In the instant case, DeSerio received severe head injuries at the time of the accident, and was in a coma when she was taken to the hospital. Her neurosurgeon treated her for debilitating headaches, leftsided numbness, unsteadiness, and difficulty with her memory. He testified that she had all the symptoms of a severe concussion and probable contusion of the right cerebrum causing hemiparesis and sensory disturbances on her left side. Her recovery was slow and incomplete, and although the indications of brain damage seemed to clear up on gross neurological examination, they persisted symptomatically and DeSerio still appeared to have sufficient brain damage to disable her and cause her to feel unsteady and unsafe on her own.
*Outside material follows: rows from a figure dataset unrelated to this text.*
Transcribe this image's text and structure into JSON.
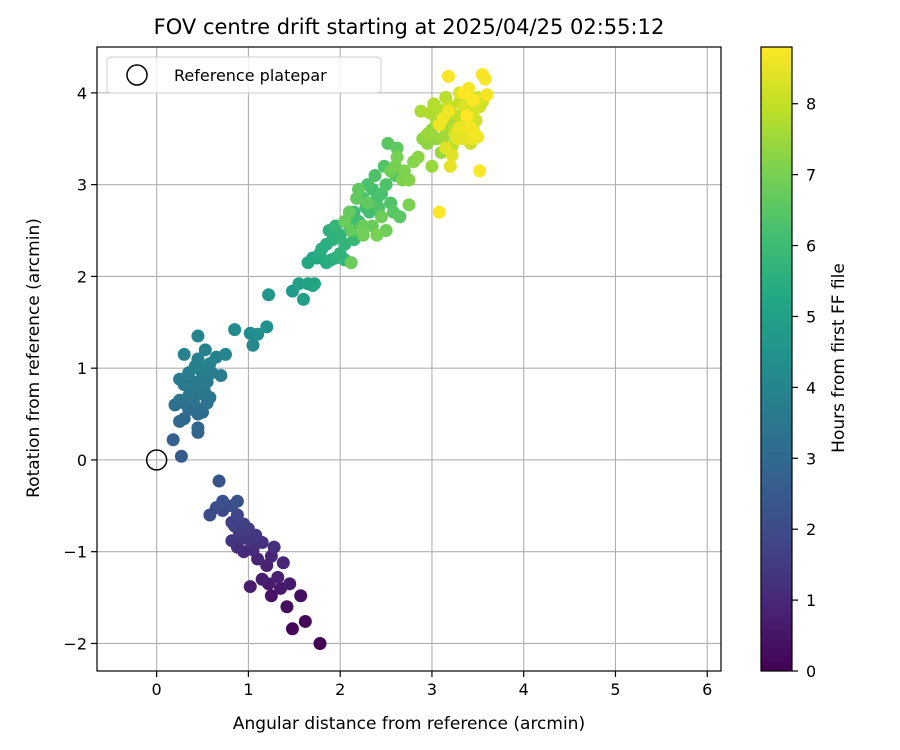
{
  "chart_data": {
    "type": "scatter",
    "title": "FOV centre drift starting at 2025/04/25 02:55:12",
    "xlabel": "Angular distance from reference (arcmin)",
    "ylabel": "Rotation from reference (arcmin)",
    "colorbar_label": "Hours from first FF file",
    "colormap": "viridis",
    "colorbar_range": [
      0,
      8.8
    ],
    "colorbar_ticks": [
      0,
      1,
      2,
      3,
      4,
      5,
      6,
      7,
      8
    ],
    "xlim": [
      -0.65,
      6.15
    ],
    "ylim": [
      -2.3,
      4.5
    ],
    "xticks": [
      0,
      1,
      2,
      3,
      4,
      5,
      6
    ],
    "yticks": [
      -2,
      -1,
      0,
      1,
      2,
      3,
      4
    ],
    "ytick_labels": [
      "−2",
      "−1",
      "0",
      "1",
      "2",
      "3",
      "4"
    ],
    "grid": true,
    "legend": {
      "location": "upper-left",
      "entries": [
        "Reference platepar"
      ]
    },
    "reference_point": {
      "x": 0,
      "y": 0
    },
    "points": [
      [
        1.78,
        -2.0,
        0.0
      ],
      [
        1.48,
        -1.84,
        0.1
      ],
      [
        1.62,
        -1.76,
        0.15
      ],
      [
        1.42,
        -1.6,
        0.3
      ],
      [
        1.57,
        -1.48,
        0.35
      ],
      [
        1.25,
        -1.48,
        0.45
      ],
      [
        1.35,
        -1.4,
        0.55
      ],
      [
        1.22,
        -1.35,
        0.6
      ],
      [
        1.45,
        -1.35,
        0.65
      ],
      [
        1.02,
        -1.38,
        0.7
      ],
      [
        1.15,
        -1.3,
        0.75
      ],
      [
        1.32,
        -1.28,
        0.8
      ],
      [
        1.2,
        -1.15,
        0.85
      ],
      [
        1.38,
        -1.12,
        0.9
      ],
      [
        1.1,
        -1.08,
        0.95
      ],
      [
        1.25,
        -1.05,
        1.0
      ],
      [
        0.95,
        -1.0,
        1.05
      ],
      [
        1.05,
        -0.98,
        1.1
      ],
      [
        0.88,
        -0.95,
        1.15
      ],
      [
        1.28,
        -0.95,
        1.2
      ],
      [
        1.15,
        -0.9,
        1.25
      ],
      [
        1.02,
        -0.88,
        1.3
      ],
      [
        0.82,
        -0.88,
        1.35
      ],
      [
        0.95,
        -0.85,
        1.4
      ],
      [
        1.08,
        -0.82,
        1.45
      ],
      [
        0.9,
        -0.78,
        1.5
      ],
      [
        1.0,
        -0.75,
        1.55
      ],
      [
        0.85,
        -0.72,
        1.6
      ],
      [
        0.95,
        -0.7,
        1.65
      ],
      [
        0.82,
        -0.68,
        1.7
      ],
      [
        0.88,
        -0.6,
        1.85
      ],
      [
        0.72,
        -0.55,
        1.95
      ],
      [
        0.58,
        -0.6,
        2.0
      ],
      [
        0.65,
        -0.52,
        2.05
      ],
      [
        0.82,
        -0.5,
        2.1
      ],
      [
        0.72,
        -0.45,
        2.15
      ],
      [
        0.88,
        -0.45,
        2.2
      ],
      [
        0.68,
        -0.23,
        2.3
      ],
      [
        0.27,
        0.04,
        2.5
      ],
      [
        0.18,
        0.22,
        2.7
      ],
      [
        0.45,
        0.3,
        2.8
      ],
      [
        0.45,
        0.35,
        2.85
      ],
      [
        0.25,
        0.42,
        2.95
      ],
      [
        0.3,
        0.45,
        3.0
      ],
      [
        0.45,
        0.5,
        3.05
      ],
      [
        0.5,
        0.52,
        3.1
      ],
      [
        0.35,
        0.55,
        3.15
      ],
      [
        0.42,
        0.58,
        3.2
      ],
      [
        0.2,
        0.6,
        3.25
      ],
      [
        0.55,
        0.62,
        3.3
      ],
      [
        0.3,
        0.62,
        3.3
      ],
      [
        0.4,
        0.65,
        3.35
      ],
      [
        0.25,
        0.65,
        3.35
      ],
      [
        0.58,
        0.68,
        3.4
      ],
      [
        0.35,
        0.7,
        3.4
      ],
      [
        0.48,
        0.72,
        3.45
      ],
      [
        0.52,
        0.75,
        3.5
      ],
      [
        0.38,
        0.78,
        3.5
      ],
      [
        0.45,
        0.8,
        3.55
      ],
      [
        0.3,
        0.82,
        3.55
      ],
      [
        0.55,
        0.85,
        3.6
      ],
      [
        0.4,
        0.85,
        3.6
      ],
      [
        0.25,
        0.88,
        3.65
      ],
      [
        0.5,
        0.9,
        3.65
      ],
      [
        0.7,
        0.92,
        3.7
      ],
      [
        0.6,
        0.95,
        3.7
      ],
      [
        0.35,
        0.95,
        3.7
      ],
      [
        0.48,
        0.98,
        3.75
      ],
      [
        0.55,
        1.0,
        3.75
      ],
      [
        0.42,
        1.02,
        3.8
      ],
      [
        0.58,
        1.05,
        3.8
      ],
      [
        0.45,
        1.1,
        3.85
      ],
      [
        0.65,
        1.12,
        3.85
      ],
      [
        0.3,
        1.15,
        3.9
      ],
      [
        0.53,
        1.2,
        3.9
      ],
      [
        0.75,
        1.15,
        3.95
      ],
      [
        0.45,
        1.35,
        4.0
      ],
      [
        1.05,
        1.25,
        4.1
      ],
      [
        0.85,
        1.42,
        4.2
      ],
      [
        1.02,
        1.38,
        4.25
      ],
      [
        1.1,
        1.37,
        4.3
      ],
      [
        1.2,
        1.45,
        4.4
      ],
      [
        1.22,
        1.8,
        4.6
      ],
      [
        1.48,
        1.84,
        4.8
      ],
      [
        1.6,
        1.75,
        4.95
      ],
      [
        1.55,
        1.92,
        5.0
      ],
      [
        1.65,
        1.92,
        5.05
      ],
      [
        1.7,
        1.9,
        5.1
      ],
      [
        1.72,
        1.92,
        5.15
      ],
      [
        1.65,
        2.15,
        5.2
      ],
      [
        1.7,
        2.2,
        5.25
      ],
      [
        1.75,
        2.2,
        5.3
      ],
      [
        1.78,
        2.25,
        5.35
      ],
      [
        1.85,
        2.15,
        5.4
      ],
      [
        1.9,
        2.18,
        5.45
      ],
      [
        1.8,
        2.3,
        5.5
      ],
      [
        1.85,
        2.35,
        5.5
      ],
      [
        1.95,
        2.2,
        5.55
      ],
      [
        1.92,
        2.4,
        5.6
      ],
      [
        1.88,
        2.5,
        5.6
      ],
      [
        2.0,
        2.25,
        5.65
      ],
      [
        2.05,
        2.18,
        5.7
      ],
      [
        2.0,
        2.45,
        5.7
      ],
      [
        2.05,
        2.35,
        5.75
      ],
      [
        1.95,
        2.55,
        5.8
      ],
      [
        2.1,
        2.55,
        5.85
      ],
      [
        2.15,
        2.4,
        5.9
      ],
      [
        2.08,
        2.6,
        5.95
      ],
      [
        2.15,
        2.7,
        6.0
      ],
      [
        2.25,
        2.45,
        6.0
      ],
      [
        2.2,
        2.6,
        6.05
      ],
      [
        2.28,
        2.75,
        6.1
      ],
      [
        2.32,
        2.7,
        6.1
      ],
      [
        2.35,
        2.95,
        6.15
      ],
      [
        2.25,
        2.85,
        6.2
      ],
      [
        2.4,
        2.85,
        6.2
      ],
      [
        2.3,
        3.0,
        6.25
      ],
      [
        2.45,
        2.9,
        6.25
      ],
      [
        2.38,
        3.1,
        6.3
      ],
      [
        2.5,
        3.0,
        6.3
      ],
      [
        2.42,
        2.75,
        6.35
      ],
      [
        2.55,
        2.8,
        6.35
      ],
      [
        2.48,
        3.2,
        6.4
      ],
      [
        2.6,
        3.1,
        6.45
      ],
      [
        2.52,
        3.45,
        6.5
      ],
      [
        2.58,
        2.7,
        6.5
      ],
      [
        2.65,
        2.65,
        6.55
      ],
      [
        2.62,
        3.4,
        6.6
      ],
      [
        2.2,
        2.95,
        6.6
      ],
      [
        2.3,
        2.8,
        6.65
      ],
      [
        2.18,
        2.85,
        6.65
      ],
      [
        2.1,
        2.7,
        6.7
      ],
      [
        2.12,
        2.5,
        6.7
      ],
      [
        2.05,
        2.6,
        6.75
      ],
      [
        2.35,
        2.55,
        6.75
      ],
      [
        2.25,
        2.55,
        6.8
      ],
      [
        2.45,
        2.65,
        6.85
      ],
      [
        2.5,
        2.5,
        6.85
      ],
      [
        2.55,
        3.15,
        6.9
      ],
      [
        2.6,
        3.2,
        6.95
      ],
      [
        2.62,
        3.3,
        7.0
      ],
      [
        2.7,
        3.15,
        7.05
      ],
      [
        2.75,
        2.78,
        7.05
      ],
      [
        2.68,
        3.05,
        7.1
      ],
      [
        2.12,
        2.15,
        6.8
      ],
      [
        2.25,
        2.45,
        6.9
      ],
      [
        2.4,
        2.45,
        7.0
      ],
      [
        2.75,
        3.05,
        7.15
      ],
      [
        2.8,
        3.25,
        7.2
      ],
      [
        2.85,
        3.3,
        7.25
      ],
      [
        2.9,
        3.5,
        7.3
      ],
      [
        2.95,
        3.45,
        7.3
      ],
      [
        3.0,
        3.6,
        7.35
      ],
      [
        3.05,
        3.5,
        7.4
      ],
      [
        3.1,
        3.35,
        7.45
      ],
      [
        3.0,
        3.2,
        7.45
      ],
      [
        2.95,
        3.55,
        7.5
      ],
      [
        3.12,
        3.5,
        7.55
      ],
      [
        3.15,
        3.55,
        7.55
      ],
      [
        3.15,
        3.75,
        7.6
      ],
      [
        3.05,
        3.68,
        7.65
      ],
      [
        3.2,
        3.65,
        7.65
      ],
      [
        2.88,
        3.8,
        7.7
      ],
      [
        2.98,
        3.78,
        7.75
      ],
      [
        3.08,
        3.82,
        7.8
      ],
      [
        3.02,
        3.88,
        7.8
      ],
      [
        3.15,
        3.95,
        7.85
      ],
      [
        3.22,
        3.42,
        7.9
      ],
      [
        3.25,
        3.6,
        7.9
      ],
      [
        3.28,
        3.75,
        7.95
      ],
      [
        3.3,
        3.9,
        8.0
      ],
      [
        3.35,
        3.95,
        8.0
      ],
      [
        3.2,
        3.85,
        8.05
      ],
      [
        3.32,
        3.55,
        8.05
      ],
      [
        3.38,
        3.65,
        8.1
      ],
      [
        3.42,
        3.45,
        8.1
      ],
      [
        3.45,
        3.6,
        8.15
      ],
      [
        3.48,
        3.7,
        8.15
      ],
      [
        3.52,
        3.85,
        8.2
      ],
      [
        3.55,
        3.9,
        8.2
      ],
      [
        3.5,
        3.95,
        8.25
      ],
      [
        3.45,
        3.8,
        8.25
      ],
      [
        3.4,
        3.7,
        8.3
      ],
      [
        3.35,
        3.85,
        8.3
      ],
      [
        3.3,
        4.0,
        8.35
      ],
      [
        3.25,
        3.55,
        8.35
      ],
      [
        3.22,
        3.32,
        8.4
      ],
      [
        3.15,
        3.4,
        8.4
      ],
      [
        3.2,
        3.2,
        8.45
      ],
      [
        3.28,
        3.5,
        8.45
      ],
      [
        3.35,
        3.5,
        8.5
      ],
      [
        3.4,
        3.55,
        8.5
      ],
      [
        3.45,
        3.5,
        8.55
      ],
      [
        3.3,
        3.62,
        8.55
      ],
      [
        3.08,
        3.65,
        8.6
      ],
      [
        3.12,
        3.72,
        8.6
      ],
      [
        3.18,
        3.8,
        8.62
      ],
      [
        3.45,
        3.58,
        8.62
      ],
      [
        3.5,
        3.52,
        8.65
      ],
      [
        3.42,
        3.62,
        8.65
      ],
      [
        3.6,
        3.98,
        8.68
      ],
      [
        3.55,
        4.2,
        8.7
      ],
      [
        3.58,
        4.15,
        8.7
      ],
      [
        3.18,
        4.18,
        8.72
      ],
      [
        3.4,
        4.05,
        8.72
      ],
      [
        3.52,
        3.15,
        8.75
      ],
      [
        3.08,
        2.7,
        8.75
      ],
      [
        3.35,
        4.0,
        8.78
      ],
      [
        3.45,
        3.92,
        8.78
      ],
      [
        3.38,
        3.75,
        8.8
      ]
    ]
  }
}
It was for these reasons that the neurosurgeon referred DeSerio to Dr. Bessette. DeSerio and others testified that she had none of these problems prior to the automobile accident in question, and that these problems occurred immediately and continually after the accident. The inference that the brain damage was traceable back to the collision is warranted under the facts of this case where the disability followed the accident in an obvious sequence. Accordingly, we find that Dr. Bessette's improper testimony was not necessary and that it constituted harmless error. See § 59.041, Fla. Stat. (1983); Clark v. Choctawatchee Electric Co-operative, 107 So. 2d 609 (Fla. 1958); Lyng v. Rao, 72 So. 2d 53 (Fla. 1954); Simmons v. Mullen, 231 Pa.Super. 199, 331 A.2d 892 (1974).

Appellants' other points on appeal do not require discussion.

AFFIRMED.

LETTS and GLICKSTEIN, JJ., concur.

NOTES

[1] Included, for example, was the prestigious Reitan Battery.